Miller eyes Molson
Jan 13, 2005 - If Molson shareholders reject a proposed merger with Adoph Coors Co. then a new bidding war for Molson could emerge.
With the vote less than a week away, SABMiller indicated it is interested in buying Molson.
A merger with Molson would give SABMiller a foothold in the Canadian beer market, where Molson has a 43% share. SABMiller would be able to better distribute its Miller Lite, Pilsner Urquell and Peroni brands in Canada and could use its global distribution network to sell the Molson brand around the world.

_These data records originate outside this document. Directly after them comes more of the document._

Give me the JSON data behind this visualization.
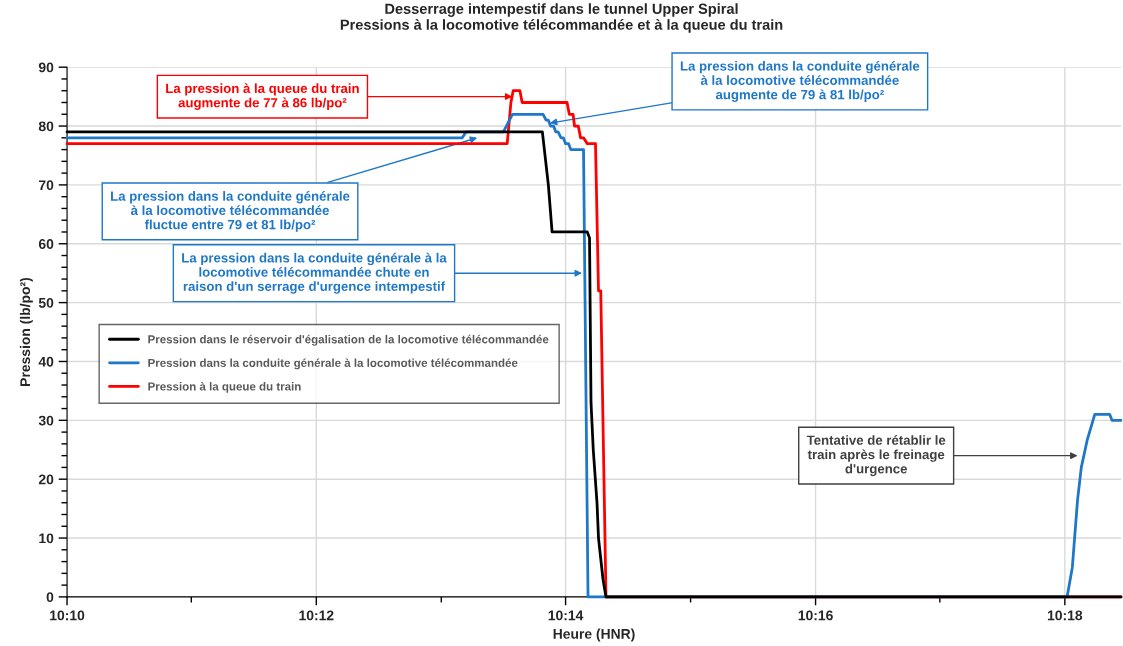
{
  "chart_data": {
    "type": "line",
    "title": "Desserrage intempestif dans le tunnel Upper Spiral\nPressions à la locomotive télécommandée et à la queue du train",
    "xlabel": "Heure (HNR)",
    "ylabel": "Pression (lb/po²)",
    "series": [
      {
        "name": "Pression dans le réservoir d'égalisation de la locomotive télécommandée",
        "color": "#000000",
        "x": [
          10.1667,
          10.2302,
          10.231,
          10.2315,
          10.2362,
          10.2365,
          10.2367,
          10.237,
          10.2375,
          10.2377,
          10.2383,
          10.2387,
          10.3075
        ],
        "values": [
          79,
          79,
          70,
          62,
          62,
          61,
          33,
          25,
          16,
          10,
          3,
          0,
          0
        ]
      },
      {
        "name": "Pression dans la conduite générale à la locomotive télécommandée",
        "color": "#1f77c8",
        "x": [
          10.1667,
          10.2195,
          10.22,
          10.225,
          10.2262,
          10.2303,
          10.2307,
          10.231,
          10.2313,
          10.2317,
          10.232,
          10.2323,
          10.2327,
          10.233,
          10.2333,
          10.2337,
          10.234,
          10.2357,
          10.2363,
          10.3003,
          10.301,
          10.3017,
          10.3022,
          10.303,
          10.3033,
          10.304,
          10.306,
          10.3063,
          10.3075
        ],
        "values": [
          78,
          78,
          79,
          79,
          82,
          82,
          81,
          81,
          80,
          80,
          79,
          79,
          78,
          78,
          77,
          77,
          76,
          76,
          0,
          0,
          5,
          16.5,
          22,
          26.7,
          28,
          31,
          31,
          30,
          30
        ]
      },
      {
        "name": "Pression à la queue du train",
        "color": "#ff0000",
        "x": [
          10.1667,
          10.2255,
          10.226,
          10.2263,
          10.2272,
          10.2275,
          10.2335,
          10.2338,
          10.2343,
          10.2345,
          10.235,
          10.2353,
          10.2357,
          10.2362,
          10.2373,
          10.2377,
          10.238,
          10.2387,
          10.3075
        ],
        "values": [
          77,
          77,
          84,
          86,
          86,
          84,
          84,
          82,
          82,
          80,
          80,
          78,
          78,
          77,
          77,
          52,
          52,
          0,
          0
        ]
      }
    ],
    "xlim": [
      10.1667,
      10.3075
    ],
    "xticks": [
      {
        "value": 10.1667,
        "label": "10:10"
      },
      {
        "value": 10.1833,
        "label": null
      },
      {
        "value": 10.2,
        "label": "10:12"
      },
      {
        "value": 10.2167,
        "label": null
      },
      {
        "value": 10.2333,
        "label": "10:14"
      },
      {
        "value": 10.25,
        "label": null
      },
      {
        "value": 10.2667,
        "label": "10:16"
      },
      {
        "value": 10.2833,
        "label": null
      },
      {
        "value": 10.3,
        "label": "10:18"
      }
    ],
    "ylim": [
      0,
      90
    ],
    "yticks": [
      0,
      {
        "value": 2,
        "label": null
      },
      {
        "value": 4,
        "label": null
      },
      {
        "value": 6,
        "label": null
      },
      {
        "value": 8,
        "label": null
      },
      10,
      {
        "value": 12,
        "label": null
      },
      {
        "value": 14,
        "label": null
      },
      {
        "value": 16,
        "label": null
      },
      {
        "value": 18,
        "label": null
      },
      20,
      {
        "value": 22,
        "label": null
      },
      {
        "value": 24,
        "label": null
      },
      {
        "value": 26,
        "label": null
      },
      {
        "value": 28,
        "label": null
      },
      30,
      {
        "value": 32,
        "label": null
      },
      {
        "value": 34,
        "label": null
      },
      {
        "value": 36,
        "label": null
      },
      {
        "value": 38,
        "label": null
      },
      40,
      {
        "value": 42,
        "label": null
      },
      {
        "value": 44,
        "label": null
      },
      {
        "value": 46,
        "label": null
      },
      {
        "value": 48,
        "label": null
      },
      50,
      {
        "value": 52,
        "label": null
      },
      {
        "value": 54,
        "label": null
      },
      {
        "value": 56,
        "label": null
      },
      {
        "value": 58,
        "label": null
      },
      60,
      {
        "value": 62,
        "label": null
      },
      {
        "value": 64,
        "label": null
      },
      {
        "value": 66,
        "label": null
      },
      {
        "value": 68,
        "label": null
      },
      70,
      {
        "value": 72,
        "label": null
      },
      {
        "value": 74,
        "label": null
      },
      {
        "value": 76,
        "label": null
      },
      {
        "value": 78,
        "label": null
      },
      80,
      {
        "value": 82,
        "label": null
      },
      {
        "value": 84,
        "label": null
      },
      {
        "value": 86,
        "label": null
      },
      {
        "value": 88,
        "label": null
      },
      90
    ],
    "annotations": [
      {
        "text": "La pression à la queue du train\naugmente de 77 à 86 lb/po²",
        "x": 10.2262,
        "y": 85
      },
      {
        "text": "La pression dans la conduite générale\nà la locomotive télécommandée\naugmente de 79 à 81 lb/po²",
        "x": 10.2312,
        "y": 80.5
      },
      {
        "text": "La pression dans la conduite générale\nà la locomotive télécommandée\nfluctue entre 79 et 81 lb/po²",
        "x": 10.2215,
        "y": 78
      },
      {
        "text": "La pression dans la conduite générale à la\nlocomotive télécommandée chute en\nraison d'un serrage d'urgence intempestif",
        "x": 10.2355,
        "y": 55
      },
      {
        "text": "Tentative de rétablir le\ntrain après le freinage\nd'urgence",
        "x": 10.3017,
        "y": 24
      }
    ],
    "grid": true,
    "legend": "left",
    "marker": "none",
    "line_style": "solid"
  }
}
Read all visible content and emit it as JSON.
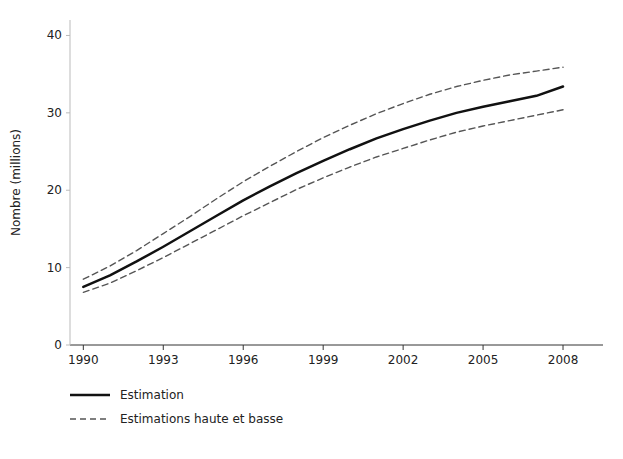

Opponents of the Molson-Coors deal have grown more vocal as the scheduled vote approaches, and SABMiller's interest could add to the pressure on the supporters of the deal. The Wall Street Journal reported on SABMiller's interest in Molson on Wednesday.
In a statement released later in London, SABMiller said that "a Molson transaction would both have strategic merit and could be value enhancing to SABMiller."
On Tuesday, Ian Molson, who broke ranks with his family and left Molson Inc. last year, detailed his opposition to the deal, saying Molson would perform better on its own. Molson's former deputy chairman said he was disappointed he was unable to put together a rival bid and that he would vote against the merger.
Based in suburban Golden, Colo., Coors is the third biggest U.S. brewer behind Anheuser-Busch and SABMiller. Molson is the No. 1 brewer in Canada, just ahead of Interbrew SA's Labatt Brewing.
The newly combined company would have a market capitalization of about $6.3 billion and would rank fifth globally in terms of both revenue and number of barrels sold.